Discovery of New Heteroaryldihydropyrimidine Compounds as HBV Capsid Protein Inhibitors Based on QSAR, Molecular Docking and Molecular Dynamics Simulations**

Abstract

AbstractHepatitis B virus (HBV) infection is a major global public health problem and a serious threat to human health. The assembly of the HBV outer shell protein is an important step in the HBV life cycle. Influencing the assembly of core proteins to block viral DNA replication has become a popular target for anti‐HBV drug development. In this study, 47 heteroarylpyrimidine (HAP) compounds were investigated by QSAR, and Topomer CoMFA and HQSAR models with strong predictive ability were developed. Eight new compounds with high activity were successfully designed by searching R groups in Topomer Search. The results of molecular docking and ADMET performance prediction showed that all these compounds have good docking scores and potential medicinal values.

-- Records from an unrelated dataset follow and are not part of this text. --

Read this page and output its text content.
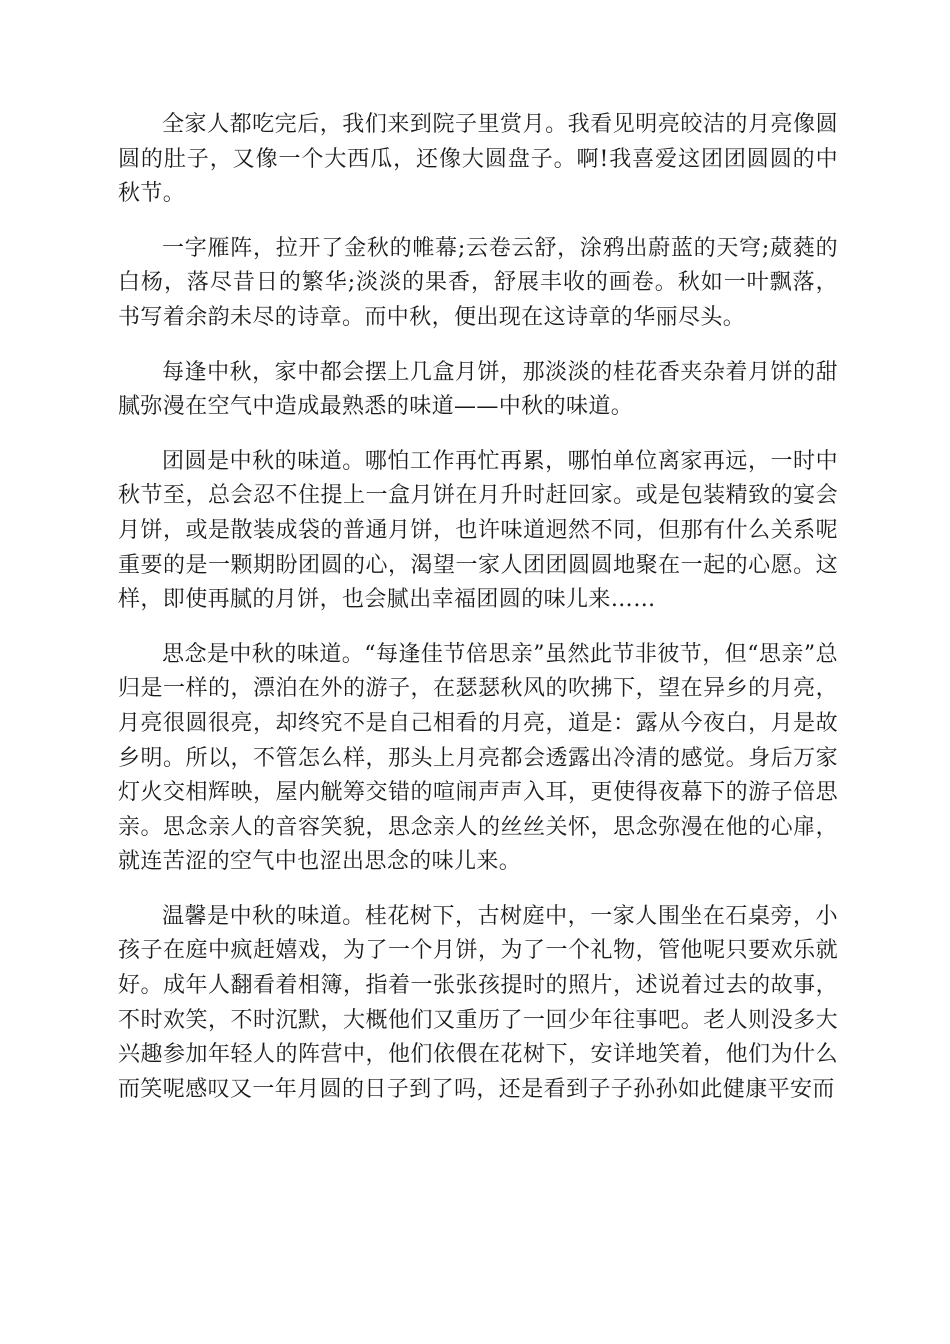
全家人都吃完后，我们来到院子里赏月。我看见明亮皎洁的月亮像圆圆的肚子，又像一个大西瓜，还像大圆盘子。啊!我喜爱这团团圆圆的中秋节。

一字雁阵，拉开了金秋的帷幕;云卷云舒，涂鸦出蔚蓝的天穹;葳蕤的白杨，落尽昔日的繁华;淡淡的果香，舒展丰收的画卷。秋如一叶飘落，书写着余韵未尽的诗章。而中秋，便出现在这诗章的华丽尽头。

每逢中秋，家中都会摆上几盒月饼，那淡淡的桂花香夹杂着月饼的甜腻弥漫在空气中造成最熟悉的味道——中秋的味道。

团圆是中秋的味道。哪怕工作再忙再累，哪怕单位离家再远，一时中秋节至，总会忍不住提上一盒月饼在月升时赶回家。或是包装精致的宴会月饼，或是散装成袋的普通月饼，也许味道迥然不同，但那有什么关系呢重要的是一颗期盼团圆的心，渴望一家人团团圆圆地聚在一起的心愿。这样，即使再腻的月饼，也会腻出幸福团圆的味儿来……

思念是中秋的味道。“每逢佳节倍思亲”虽然此节非彼节，但“思亲”总归是一样的，漂泊在外的游子，在瑟瑟秋风的吹拂下，望在异乡的月亮，月亮很圆很亮，却终究不是自己相看的月亮，道是：露从今夜白，月是故乡明。所以，不管怎么样，那头上月亮都会透露出冷清的感觉。身后万家灯火交相辉映，屋内觥筹交错的喧闹声声入耳，更使得夜幕下的游子倍思亲。思念亲人的音容笑貌，思念亲人的丝丝关怀，思念弥漫在他的心扉，就连苦涩的空气中也涩出思念的味儿来。

温馨是中秋的味道。桂花树下，古树庭中，一家人围坐在石桌旁，小孩子在庭中疯赶嬉戏，为了一个月饼，为了一个礼物，管他呢只要欢乐就好。成年人翻看着相簿，指着一张张孩提时的照片，述说着过去的故事，不时欢笑，不时沉默，大概他们又重历了一回少年往事吧。老人则没多大兴趣参加年轻人的阵营中，他们依偎在花树下，安详地笑着，他们为什么而笑呢感叹又一年月圆的日子到了吗，还是看到子子孙孙如此健康平安而
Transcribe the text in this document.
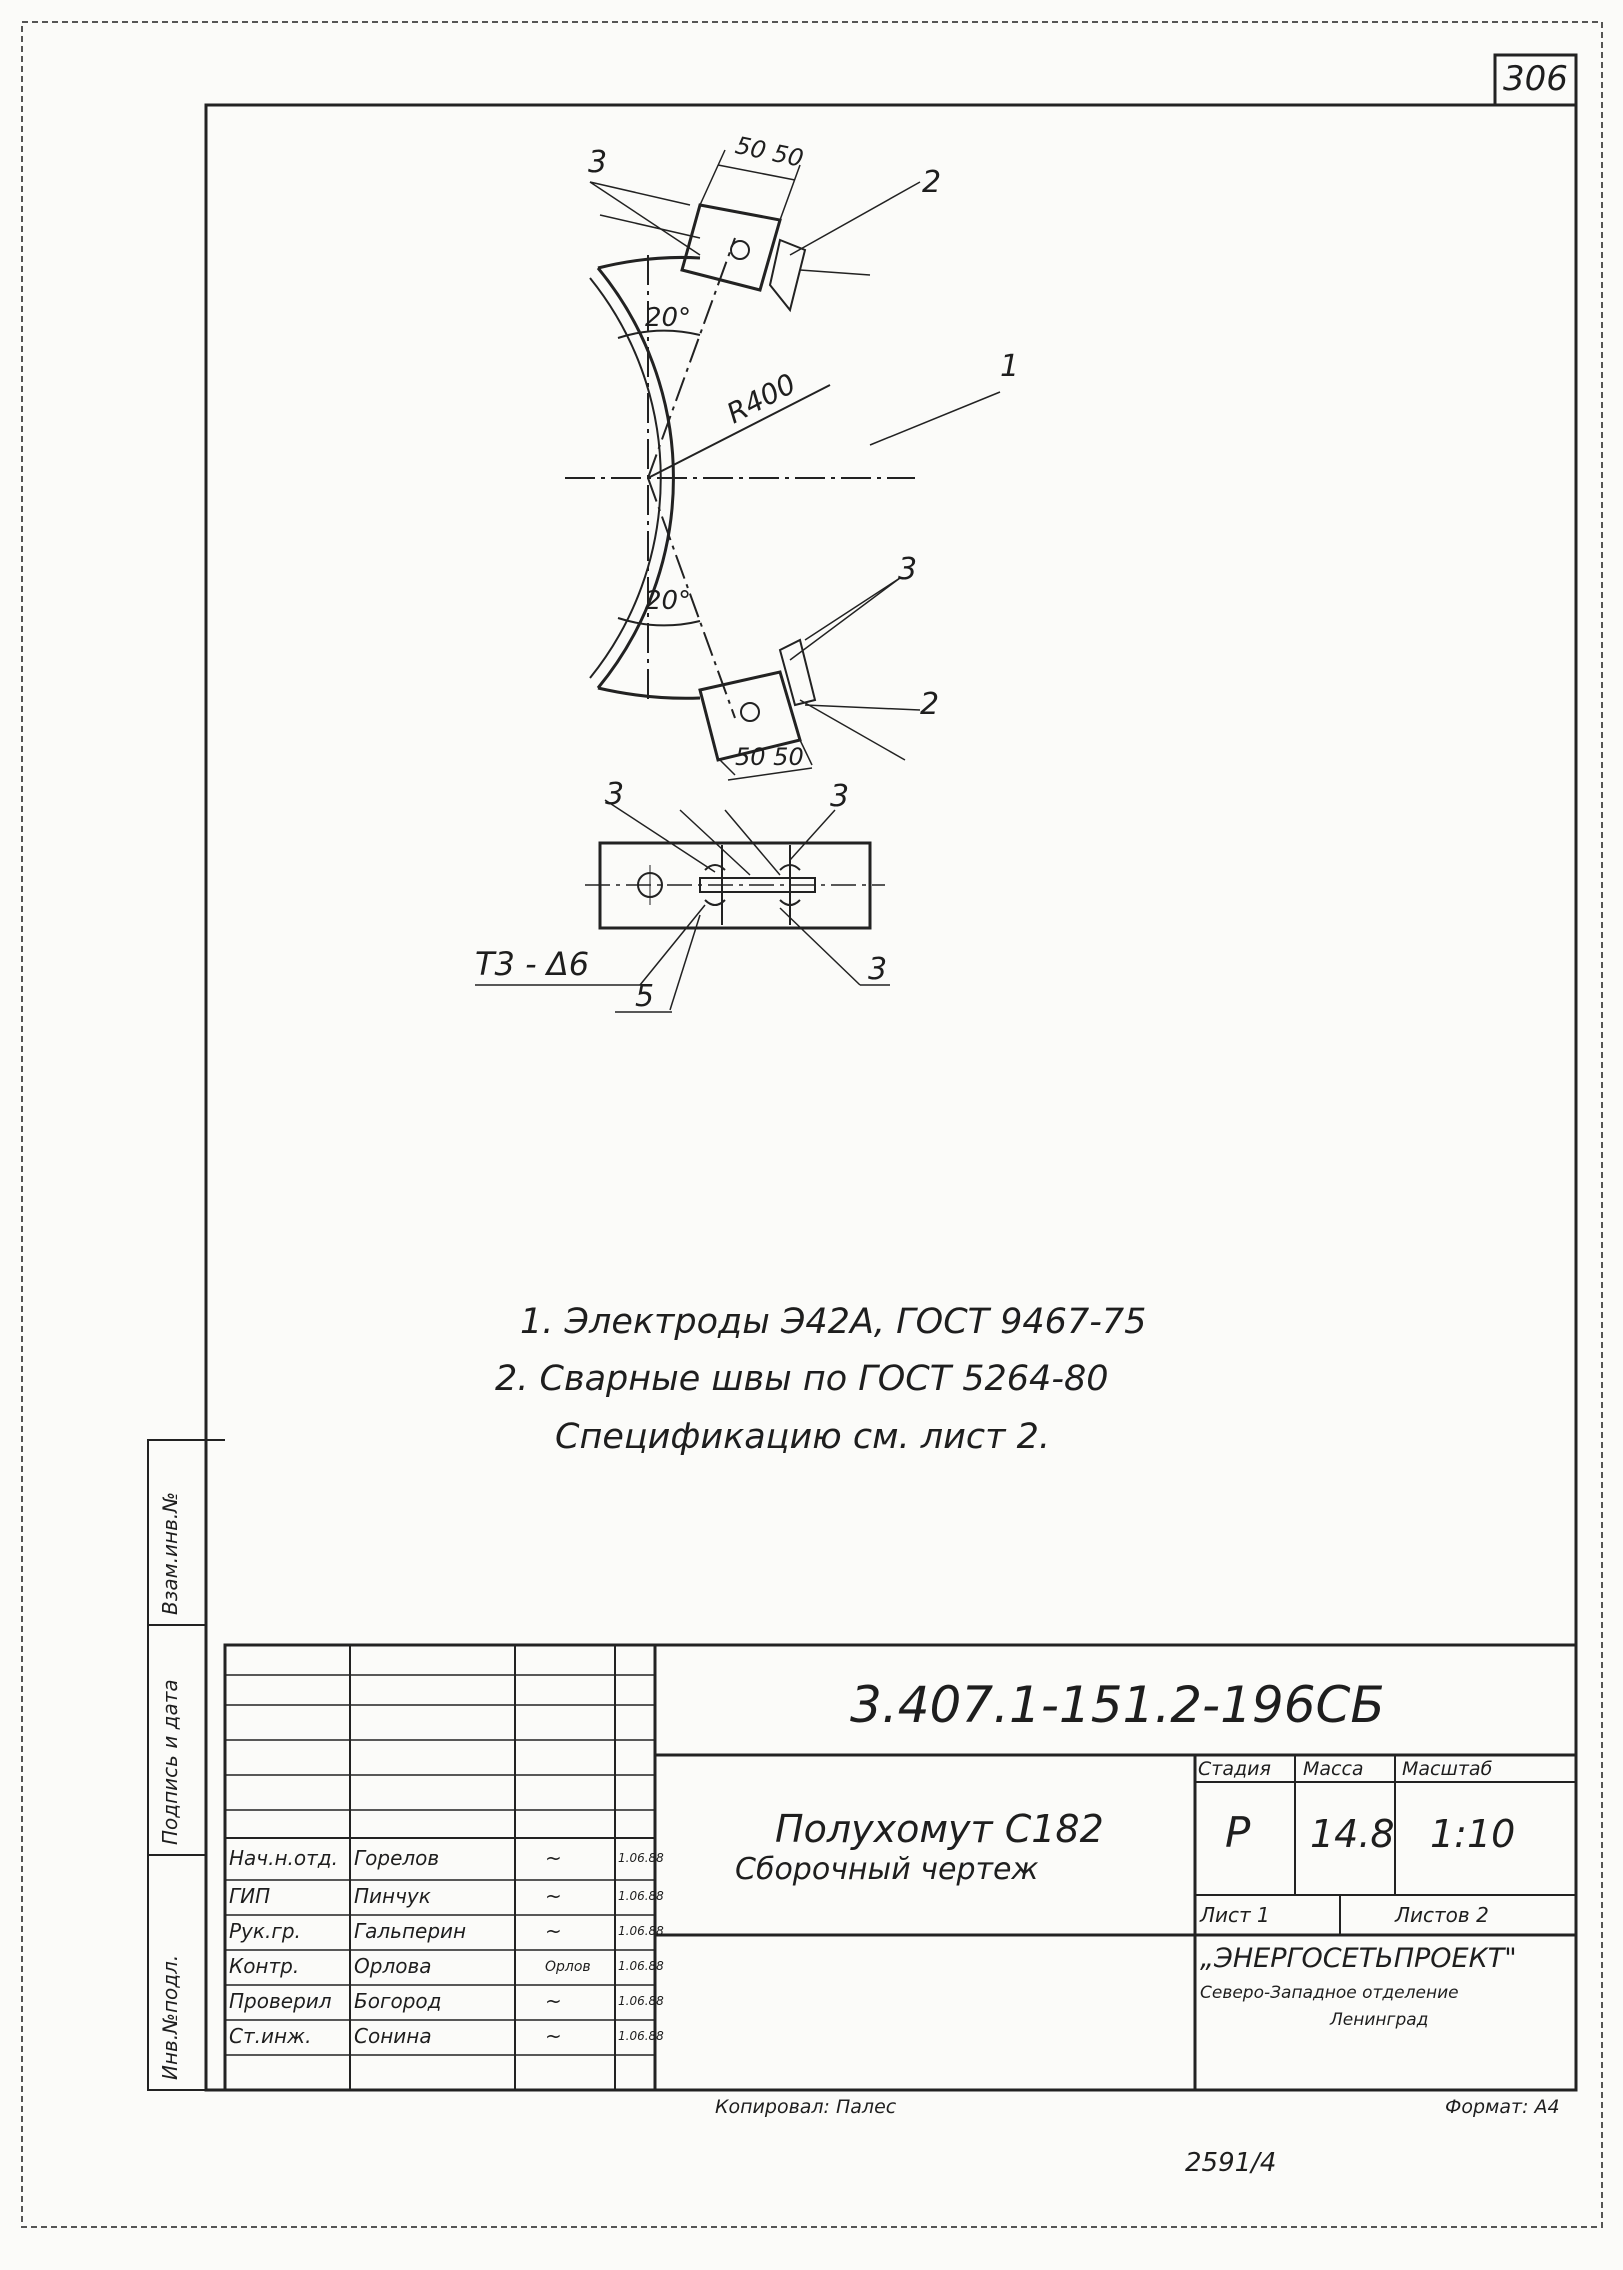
306
3	50 50
2
20°
R400
1
20°
3
2
50 50
3	3
Т3 - Δ6
5
3
1. Электроды Э42А, ГОСТ 9467-75
2. Сварные швы по ГОСТ 5264-80
Спецификацию см. лист 2.
Взам.инв.№
Подпись и дата
Инв.№подл.
3.407.1-151.2-196СБ
Полухомут С182
Сборочный чертеж
Стадия Масса Масштаб
Р 14.8 1:10
Лист 1	Листов 2
„ЭНЕРГОСЕТЬПРОЕКТ"
Северо-Западное отделение
Ленинград
Нач.н.отд. Горелов	~	1.06.88
ГИП	Пинчук	~	1.06.88
Рук.гр.	Гальперин	~	1.06.88
Контр.	Орлова	Орлов 1.06.88
Проверил Богород	~	1.06.88
Ст.инж. Сонина	~	1.06.88
Копировал: Палес	Формат: А4
2591/4
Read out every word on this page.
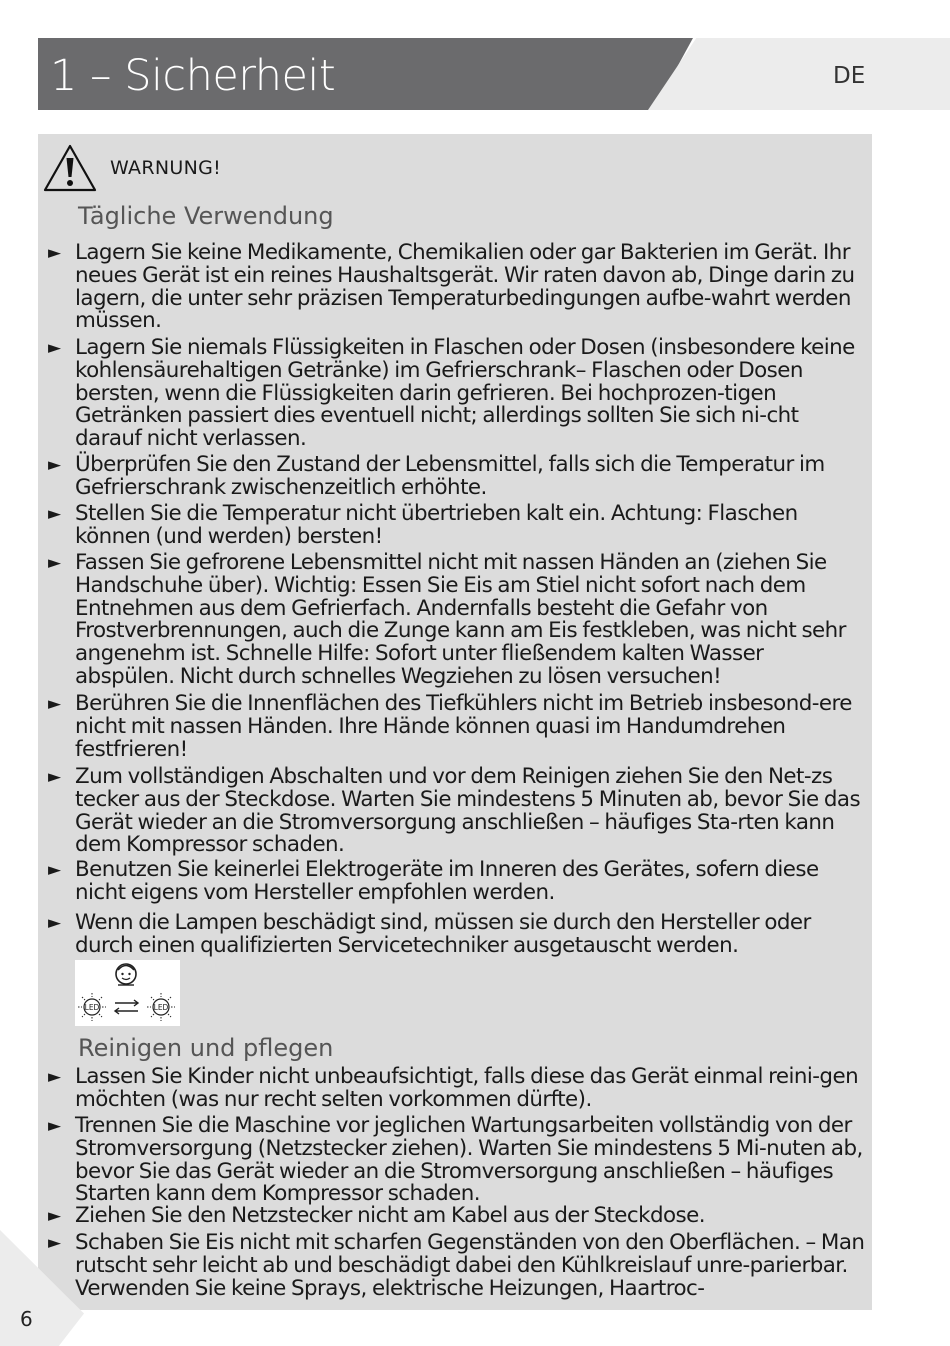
1 – Sicherheit	DE
WARNUNG!
Tägliche Verwendung
► Lagern Sie keine Medikamente, Chemikalien oder gar Bakterien im Gerät. Ihr neues Gerät ist ein reines Haushaltsgerät. Wir raten davon ab, Dinge darin zu lagern, die unter sehr präzisen Temperaturbedingungen aufbe-wahrt werden müssen.
► Lagern Sie niemals Flüssigkeiten in Flaschen oder Dosen (insbesondere keine kohlensäurehaltigen Getränke) im Gefrierschrank– Flaschen oder Dosen bersten, wenn die Flüssigkeiten darin gefrieren. Bei hochprozen-tigen Getränken passiert dies eventuell nicht; allerdings sollten Sie sich ni-cht darauf nicht verlassen.
► Überprüfen Sie den Zustand der Lebensmittel, falls sich die Temperatur im Gefrierschrank zwischenzeitlich erhöhte.
► Stellen Sie die Temperatur nicht übertrieben kalt ein. Achtung: Flaschen können (und werden) bersten!
► Fassen Sie gefrorene Lebensmittel nicht mit nassen Händen an (ziehen Sie Handschuhe über). Wichtig: Essen Sie Eis am Stiel nicht sofort nach dem Entnehmen aus dem Gefrierfach. Andernfalls besteht die Gefahr von Frostverbrennungen, auch die Zunge kann am Eis festkleben, was nicht sehr angenehm ist. Schnelle Hilfe: Sofort unter fließendem kalten Wasser abspülen. Nicht durch schnelles Wegziehen zu lösen versuchen!
► Berühren Sie die Innenflächen des Tiefkühlers nicht im Betrieb insbesond-ere nicht mit nassen Händen. Ihre Hände können quasi im Handumdrehen festfrieren!
► Zum vollständigen Abschalten und vor dem Reinigen ziehen Sie den Net-zs tecker aus der Steckdose. Warten Sie mindestens 5 Minuten ab, bevor Sie das Gerät wieder an die Stromversorgung anschließen – häufiges Sta-rten kann dem Kompressor schaden.
► Benutzen Sie keinerlei Elektrogeräte im Inneren des Gerätes, sofern diese nicht eigens vom Hersteller empfohlen werden.
► Wenn die Lampen beschädigt sind, müssen sie durch den Hersteller oder durch einen qualifizierten Servicetechniker ausgetauscht werden.
LED	LED
Reinigen und pflegen
► Lassen Sie Kinder nicht unbeaufsichtigt, falls diese das Gerät einmal reini-gen möchten (was nur recht selten vorkommen dürfte).
► Trennen Sie die Maschine vor jeglichen Wartungsarbeiten vollständig von der Stromversorgung (Netzstecker ziehen). Warten Sie mindestens 5 Mi-nuten ab, bevor Sie das Gerät wieder an die Stromversorgung anschließen – häufiges Starten kann dem Kompressor schaden.
► Ziehen Sie den Netzstecker nicht am Kabel aus der Steckdose.
► Schaben Sie Eis nicht mit scharfen Gegenständen von den Oberflächen. – Man rutscht sehr leicht ab und beschädigt dabei den Kühlkreislauf unre-parierbar. Verwenden Sie keine Sprays, elektrische Heizungen, Haartroc-
6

To further understand the possible conformations and interactions of the compounds at the protein active site, we performed molecular dynamics simulations of the four compounds with high docking scores and confirmed that these complexes have stable binding conformations by free energy mapping. The free energy calculations verified the stable binding results. These results provide an important reference and theoretical basis for the design and development of effective heteroaryldihydropyrimidine analogs as potential HBV capsid inhibitors.